Although the views aren’t nearly as dramatic today, we are almost equally impressed by the bright blue waters of the Route Burn and the lush forests filled with every size, shape and color of fern imaginable.
When we finally reach the end of the trail, we are grateful to find our car parked at the Routeburn Shelter trailhead. Thank you to EasyHike for relocating our car to the end point and making the challenging logistics of the Routeburn such a breeze! Before driving on to Glenorchy where we have a room booked for the evening, we make a quick stop at Lake Sylvan. A hiker we met on the trail gave us a tip of where we could see some nesting falcons.
We have a general idea of where the falcons are, but our source told us that finding them wouldn’t be an issue as “the falcons will spot us before we spot them.” And this statement couldn’t be more true. As we are walking along, I step forward and see the falcon nest inside the hollow of a tree on the ground. As soon as the adult spots us, it shrieks and flies out of the nest straight at us!
Before I can even turn around to tell Matt to stop, the falcon starts to defend his/her nest by repeatedly dive-bombing us. It is instantly clear that the bird vehemently opposes our presence and that we don’t belong there. We try to wave the white flag and back off, but it’s hard to get away since we have to constantly duck behind trees to avoid being scalped by the outraged bird. This mama is seriously pissed off! Matt manages to snap a couple of quick shots between attacks before we finally get far enough away from the nest for the falcon to call off the attack. Man, talk about an angry bird. Lesson learned, lesson learned!
It’s a gorgeous drive into tiny, lakeside Glenorchy, where we check into our guesthouse. Everything else in town is closed, so we celebrate Christmas by taking an evening stroll down to the wharf and having a picnic dinner of a Backpacker Pantry lasagna and a bottle of wine. It’s an unconventional Christmas dinner, to say the least, but we enjoy it.
We cap off the evening with a hike on the trail around the lagoons north of town where we catch a beautiful sunset and photograph the birds and flowers we spot there. What a very Merry Christmas for us.
Next up on the itinerary is another of New Zealand’s Great Walks, the 4-day Kepler Track, in Fjordland National Park. After a good night’s sleep, we decide to take an early morning drive in the countryside around Glenorchy before driving south to Queenstown and then eventually on to Te Anau. The scenery here is quite charming, and it is no wonder that Peter Jackson chose to film many scenes from The Lord of the Rings trilogy here. Can you recognize any of the locales from the movies?
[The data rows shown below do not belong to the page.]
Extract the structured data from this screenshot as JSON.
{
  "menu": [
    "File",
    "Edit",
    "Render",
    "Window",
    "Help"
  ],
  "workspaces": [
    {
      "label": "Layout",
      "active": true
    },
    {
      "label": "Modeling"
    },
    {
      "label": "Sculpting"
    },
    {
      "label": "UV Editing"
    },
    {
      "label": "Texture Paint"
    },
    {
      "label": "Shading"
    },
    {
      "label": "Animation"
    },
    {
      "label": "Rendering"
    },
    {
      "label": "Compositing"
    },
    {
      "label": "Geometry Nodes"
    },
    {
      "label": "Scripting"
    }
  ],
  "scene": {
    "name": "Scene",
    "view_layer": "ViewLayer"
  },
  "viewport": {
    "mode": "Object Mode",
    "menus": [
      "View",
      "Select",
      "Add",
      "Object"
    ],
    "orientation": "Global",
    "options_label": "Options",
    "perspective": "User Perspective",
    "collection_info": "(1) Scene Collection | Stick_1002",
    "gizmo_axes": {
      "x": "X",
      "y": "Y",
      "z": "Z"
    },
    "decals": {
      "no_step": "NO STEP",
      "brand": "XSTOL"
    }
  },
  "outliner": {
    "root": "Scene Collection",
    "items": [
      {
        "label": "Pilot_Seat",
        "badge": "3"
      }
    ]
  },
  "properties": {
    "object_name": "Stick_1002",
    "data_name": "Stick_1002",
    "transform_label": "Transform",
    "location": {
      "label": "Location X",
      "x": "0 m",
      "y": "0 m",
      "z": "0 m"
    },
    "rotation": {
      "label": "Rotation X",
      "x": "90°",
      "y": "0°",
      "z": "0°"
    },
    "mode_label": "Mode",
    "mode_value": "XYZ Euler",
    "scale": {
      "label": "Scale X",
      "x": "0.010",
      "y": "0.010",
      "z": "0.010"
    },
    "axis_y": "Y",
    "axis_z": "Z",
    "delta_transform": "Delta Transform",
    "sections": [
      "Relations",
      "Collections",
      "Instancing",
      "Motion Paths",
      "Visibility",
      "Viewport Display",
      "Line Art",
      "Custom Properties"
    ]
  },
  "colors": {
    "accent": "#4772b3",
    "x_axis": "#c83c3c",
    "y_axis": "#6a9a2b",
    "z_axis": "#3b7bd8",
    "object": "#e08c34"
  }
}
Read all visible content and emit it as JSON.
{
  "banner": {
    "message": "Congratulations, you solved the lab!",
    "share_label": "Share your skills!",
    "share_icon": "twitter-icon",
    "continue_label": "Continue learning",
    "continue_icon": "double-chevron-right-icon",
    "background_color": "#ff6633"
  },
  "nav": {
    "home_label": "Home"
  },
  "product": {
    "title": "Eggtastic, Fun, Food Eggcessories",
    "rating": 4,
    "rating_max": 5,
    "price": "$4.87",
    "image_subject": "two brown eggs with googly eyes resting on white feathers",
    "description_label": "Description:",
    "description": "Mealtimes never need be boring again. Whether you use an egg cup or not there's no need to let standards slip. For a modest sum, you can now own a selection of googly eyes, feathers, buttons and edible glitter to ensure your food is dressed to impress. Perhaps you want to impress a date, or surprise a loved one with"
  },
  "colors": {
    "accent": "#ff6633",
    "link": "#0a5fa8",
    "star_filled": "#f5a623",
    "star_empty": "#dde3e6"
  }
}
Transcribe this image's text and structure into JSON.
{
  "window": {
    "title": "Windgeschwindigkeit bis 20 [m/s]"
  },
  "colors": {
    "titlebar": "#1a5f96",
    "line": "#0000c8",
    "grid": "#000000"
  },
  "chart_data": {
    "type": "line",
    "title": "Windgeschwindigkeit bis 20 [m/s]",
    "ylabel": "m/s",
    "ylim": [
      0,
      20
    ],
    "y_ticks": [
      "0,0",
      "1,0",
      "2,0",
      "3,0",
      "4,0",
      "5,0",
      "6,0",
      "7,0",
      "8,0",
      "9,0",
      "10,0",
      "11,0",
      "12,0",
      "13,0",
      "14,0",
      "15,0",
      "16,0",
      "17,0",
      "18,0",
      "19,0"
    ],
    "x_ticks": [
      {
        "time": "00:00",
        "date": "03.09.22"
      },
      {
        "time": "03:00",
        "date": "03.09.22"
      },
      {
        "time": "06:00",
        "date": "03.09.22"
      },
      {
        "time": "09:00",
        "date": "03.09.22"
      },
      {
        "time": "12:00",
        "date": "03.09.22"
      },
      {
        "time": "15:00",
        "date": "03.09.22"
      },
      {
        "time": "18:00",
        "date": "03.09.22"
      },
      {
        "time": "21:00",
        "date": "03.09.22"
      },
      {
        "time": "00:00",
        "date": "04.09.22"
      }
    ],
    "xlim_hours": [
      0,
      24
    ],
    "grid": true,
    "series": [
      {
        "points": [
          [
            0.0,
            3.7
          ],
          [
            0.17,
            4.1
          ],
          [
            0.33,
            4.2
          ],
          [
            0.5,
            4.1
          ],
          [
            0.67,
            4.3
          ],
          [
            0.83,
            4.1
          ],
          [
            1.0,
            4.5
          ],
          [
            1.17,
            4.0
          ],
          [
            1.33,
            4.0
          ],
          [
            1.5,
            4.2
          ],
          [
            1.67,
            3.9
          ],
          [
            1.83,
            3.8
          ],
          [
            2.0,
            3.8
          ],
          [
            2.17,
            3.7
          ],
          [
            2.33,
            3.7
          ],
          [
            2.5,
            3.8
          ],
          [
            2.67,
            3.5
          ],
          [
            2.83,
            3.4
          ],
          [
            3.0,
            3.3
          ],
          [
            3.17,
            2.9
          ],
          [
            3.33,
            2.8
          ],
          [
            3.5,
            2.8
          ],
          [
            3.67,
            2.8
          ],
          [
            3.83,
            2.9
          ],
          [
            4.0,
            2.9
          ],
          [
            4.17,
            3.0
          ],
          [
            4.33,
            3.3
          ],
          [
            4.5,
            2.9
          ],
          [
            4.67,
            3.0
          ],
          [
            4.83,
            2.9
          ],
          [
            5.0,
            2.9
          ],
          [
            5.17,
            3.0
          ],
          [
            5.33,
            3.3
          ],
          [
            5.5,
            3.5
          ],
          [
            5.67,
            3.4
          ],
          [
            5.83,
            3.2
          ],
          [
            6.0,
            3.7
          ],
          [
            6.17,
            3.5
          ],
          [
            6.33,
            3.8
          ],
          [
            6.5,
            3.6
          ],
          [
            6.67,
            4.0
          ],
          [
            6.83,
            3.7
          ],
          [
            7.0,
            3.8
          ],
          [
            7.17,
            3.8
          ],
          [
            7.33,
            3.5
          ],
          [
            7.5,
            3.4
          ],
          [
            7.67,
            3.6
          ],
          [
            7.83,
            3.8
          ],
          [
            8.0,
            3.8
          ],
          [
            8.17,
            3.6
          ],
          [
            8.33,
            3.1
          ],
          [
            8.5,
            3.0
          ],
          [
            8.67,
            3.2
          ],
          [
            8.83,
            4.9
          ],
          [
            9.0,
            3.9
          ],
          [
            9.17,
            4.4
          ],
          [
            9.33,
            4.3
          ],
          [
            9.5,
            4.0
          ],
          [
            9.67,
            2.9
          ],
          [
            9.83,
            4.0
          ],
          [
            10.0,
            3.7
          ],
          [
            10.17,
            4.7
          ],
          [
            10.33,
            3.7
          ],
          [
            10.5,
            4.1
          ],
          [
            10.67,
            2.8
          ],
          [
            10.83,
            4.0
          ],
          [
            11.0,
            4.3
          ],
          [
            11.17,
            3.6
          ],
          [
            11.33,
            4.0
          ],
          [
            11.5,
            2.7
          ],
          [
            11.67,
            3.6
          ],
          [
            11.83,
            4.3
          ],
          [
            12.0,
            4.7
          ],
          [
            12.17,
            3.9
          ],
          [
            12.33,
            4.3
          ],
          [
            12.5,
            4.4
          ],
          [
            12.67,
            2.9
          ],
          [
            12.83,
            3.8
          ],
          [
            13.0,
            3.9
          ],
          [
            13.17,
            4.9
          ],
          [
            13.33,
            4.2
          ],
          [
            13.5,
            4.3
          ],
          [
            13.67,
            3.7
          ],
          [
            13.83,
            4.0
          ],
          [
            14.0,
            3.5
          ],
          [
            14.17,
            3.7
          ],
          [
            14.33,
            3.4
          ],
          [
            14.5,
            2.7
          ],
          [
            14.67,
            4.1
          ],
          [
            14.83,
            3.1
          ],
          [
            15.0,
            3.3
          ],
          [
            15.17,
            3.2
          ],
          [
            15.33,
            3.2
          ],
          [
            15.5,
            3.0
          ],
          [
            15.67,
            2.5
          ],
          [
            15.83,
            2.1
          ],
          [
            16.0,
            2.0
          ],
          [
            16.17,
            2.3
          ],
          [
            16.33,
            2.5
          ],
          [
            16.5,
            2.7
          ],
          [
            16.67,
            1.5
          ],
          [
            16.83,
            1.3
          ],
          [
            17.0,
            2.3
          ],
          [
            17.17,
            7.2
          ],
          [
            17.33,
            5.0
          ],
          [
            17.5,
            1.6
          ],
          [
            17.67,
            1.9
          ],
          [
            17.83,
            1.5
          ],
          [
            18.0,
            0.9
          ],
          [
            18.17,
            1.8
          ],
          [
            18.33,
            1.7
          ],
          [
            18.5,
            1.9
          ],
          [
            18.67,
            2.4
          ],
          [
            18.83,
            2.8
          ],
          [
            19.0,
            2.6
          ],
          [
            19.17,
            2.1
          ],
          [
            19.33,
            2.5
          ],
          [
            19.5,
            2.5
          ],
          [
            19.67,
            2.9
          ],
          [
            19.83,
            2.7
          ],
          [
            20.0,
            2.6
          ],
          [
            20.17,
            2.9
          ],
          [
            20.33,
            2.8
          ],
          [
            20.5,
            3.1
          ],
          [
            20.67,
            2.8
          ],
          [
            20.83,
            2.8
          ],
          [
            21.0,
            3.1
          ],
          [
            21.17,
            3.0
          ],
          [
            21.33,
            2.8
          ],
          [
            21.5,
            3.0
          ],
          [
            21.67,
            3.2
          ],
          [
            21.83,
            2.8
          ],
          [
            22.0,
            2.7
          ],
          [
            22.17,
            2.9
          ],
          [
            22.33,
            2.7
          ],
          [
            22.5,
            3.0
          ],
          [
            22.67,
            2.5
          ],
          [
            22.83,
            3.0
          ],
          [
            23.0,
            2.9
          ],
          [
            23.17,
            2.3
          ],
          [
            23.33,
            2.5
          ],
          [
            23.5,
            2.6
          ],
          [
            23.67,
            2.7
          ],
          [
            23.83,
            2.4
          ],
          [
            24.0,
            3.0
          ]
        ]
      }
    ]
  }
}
We are enamored of the beautiful scenery, but, as usual, the birdlife steals the show. We are especially grateful to see a pair of New Zealand falcons from the safety of our hard-sided vehicle after our misadventure yesterday.Some birds are best to be admired from afar, and this handsome little devil is one. Check out those talons, and you’ll see what we mean!
Next up: Fjordland’s Kepler Track. Stay tuned!
Trail Logistics Day 3:
Start Point: Routeburn Falls Hut
End Point: Routeburn Shelter
Distance: 6.5 kilometers
Walking Time: 1.5-2.5 hours
Date on Trail: 25 December 2016
Best Done: October-April
Getting from the Trailhead: We parked our car three days ago at The Divide Shelter and paid a pretty penny for EasyHike to move our car to the Routeburn Shelter sometime before we arrived. From there it was a quick and easy half hour drive for us to our guesthouse in Glenorchy, making the extra expense of the car relocation absolutely worth it.